Quality is how a symptom feels to the patient and can best be summarized by recording
the patient's own words. Severity attempts to quantify how strong the symptom is.
The ubiquitous ten-point scale is overused in my opinion.
It is appropriate for following painful conditions over time (eg, post-op pain, arthritis).
For other symptoms a simpler three-point scale will often suffice.
Both scales are available here.
Severity often varies over time.
When this occurs it is prudent to use more than one scale. QuickHPI provides three:
when the patient was seen (now); at its worst; and at its best.
An alternative way to quantify severity is its effect on function.
How much does it interfere with the patients daily life?
This is where pertinent positives and negatives are recorded.
Everything in this section should be related to the chief complaint in some way!
For example, you could document that a patient with chest pain is also short of breath.
The organ system categories are the same used by Medicare and professional coders.
Do not confuse this section with the general Review of Systems shown below.
This section is simple, but very important.
What makes the problem worse? What makes it better?
If better, how much better?
Save ongoing treatments (such as medications) for the next section.
This section is reserved for treatments recommended by you or another healthcare professional.
Treatment is not limited to medications—you may enter any prescribed intervention (eg, heat, exercise, diet).
Also note the response to treatment, if known.
For a chronic condition you may wish to document whether you consider it
well-controlled, resistent to treatment, or uncontrolled. (Status)
Research repeatedly shows that non-adherence is common,
so it is important to document any barriers to treatment you discover.
Certain key facts from the patient's past may be relevant to the current problem.
Known risk factors should be recorded (eg, "strong family history of cancer").
For many patients the most important risks are smoking and alcohol,
so there is a special section for each. It is also good practice to identify any other sources of
historical information you reviewed, such as lab tests and outside records.

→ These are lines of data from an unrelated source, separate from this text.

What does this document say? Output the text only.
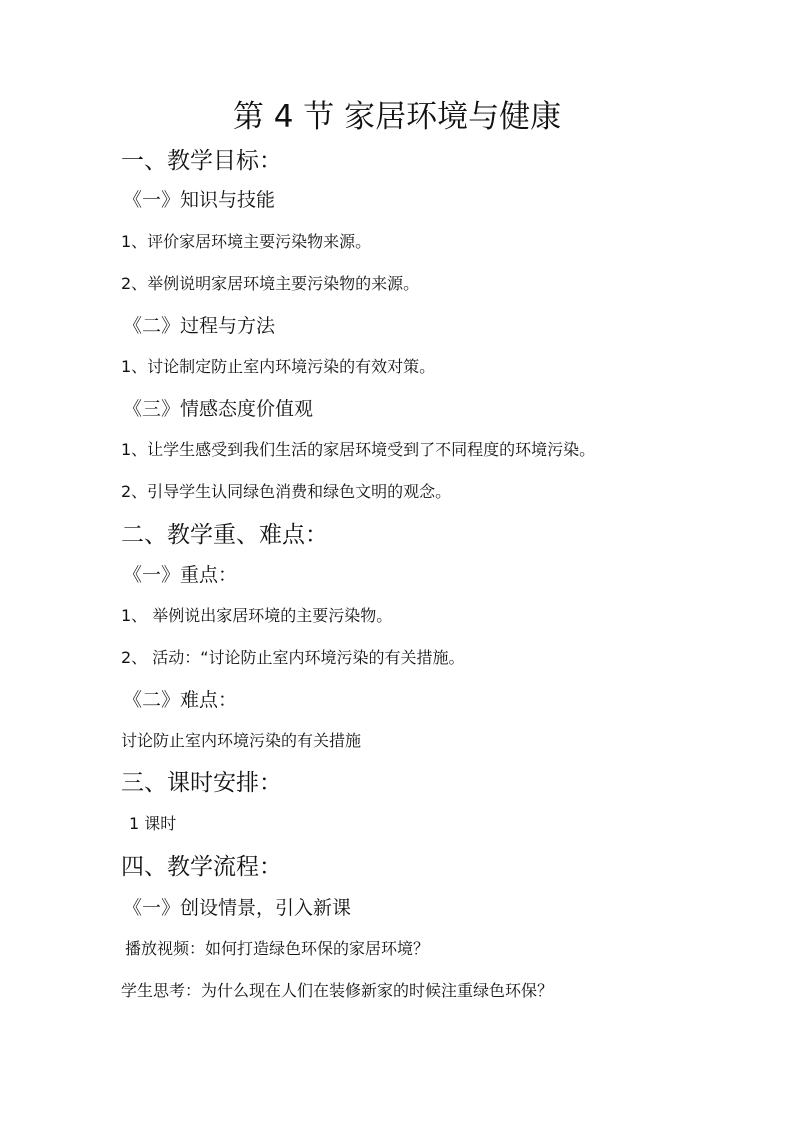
第 4 节 家居环境与健康
一、教学目标：
《一》知识与技能
1、评价家居环境主要污染物来源。
2、举例说明家居环境主要污染物的来源。
《二》过程与方法
1、讨论制定防止室内环境污染的有效对策。
《三》情感态度价值观
1、让学生感受到我们生活的家居环境受到了不同程度的环境污染。
2、引导学生认同绿色消费和绿色文明的观念。
二、教学重、难点：
《一》重点：
1、 举例说出家居环境的主要污染物。
2、 活动：“讨论防止室内环境污染的有关措施。
《二》难点：
讨论防止室内环境污染的有关措施
三、课时安排：
1 课时
四、教学流程：
《一》创设情景，引入新课
播放视频：如何打造绿色环保的家居环境？
学生思考：为什么现在人们在装修新家的时候注重绿色环保？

Just as with associated symptoms above, non-pertinent historical items should not be recorded here!
This optional section was included to make life easier for clinicians and coders.

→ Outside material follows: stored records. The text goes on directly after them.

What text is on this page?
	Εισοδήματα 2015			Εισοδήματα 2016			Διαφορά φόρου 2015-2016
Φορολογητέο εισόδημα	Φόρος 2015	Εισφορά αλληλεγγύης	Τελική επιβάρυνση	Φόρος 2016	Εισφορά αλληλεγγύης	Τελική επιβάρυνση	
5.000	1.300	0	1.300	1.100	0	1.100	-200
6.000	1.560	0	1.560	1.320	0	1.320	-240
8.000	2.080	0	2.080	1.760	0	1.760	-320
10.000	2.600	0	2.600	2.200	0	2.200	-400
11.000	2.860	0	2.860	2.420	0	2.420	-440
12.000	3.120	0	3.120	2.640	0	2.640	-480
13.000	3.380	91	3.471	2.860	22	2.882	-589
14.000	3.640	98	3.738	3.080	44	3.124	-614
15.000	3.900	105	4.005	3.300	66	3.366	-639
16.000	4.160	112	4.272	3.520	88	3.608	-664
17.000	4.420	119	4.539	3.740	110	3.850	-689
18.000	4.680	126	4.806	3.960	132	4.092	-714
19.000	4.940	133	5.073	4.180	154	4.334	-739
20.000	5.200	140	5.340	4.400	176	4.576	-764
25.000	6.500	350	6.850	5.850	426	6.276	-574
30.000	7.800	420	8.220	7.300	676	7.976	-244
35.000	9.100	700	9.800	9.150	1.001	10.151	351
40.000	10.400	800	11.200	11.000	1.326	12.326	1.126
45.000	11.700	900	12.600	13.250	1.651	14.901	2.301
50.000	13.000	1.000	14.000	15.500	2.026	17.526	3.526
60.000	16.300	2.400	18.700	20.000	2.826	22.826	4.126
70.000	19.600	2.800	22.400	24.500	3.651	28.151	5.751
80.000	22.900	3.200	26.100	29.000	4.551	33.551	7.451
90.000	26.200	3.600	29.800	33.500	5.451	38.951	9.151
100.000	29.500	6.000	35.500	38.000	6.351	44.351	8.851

Under current E&M documentation rules, the first Associated Symptom counts
towards the HPI, any others may be counted as part of the Review of Systems (ROS)
(even if there is no section labeled "ROS").
It is common for EMR systems to copy down
symtoms from the HPI to the ROS. This leads to a small amount of useful redundancy.
The reverse practice of promoting up from ROS to HPI is not so
benign. It obscures the connection between symptoms and the chief complaint, degrading both
the accuracy and validity of the note.
Pretty simple... click the button, generate an HPI.
Only the Structured and Compact formats are available at this time.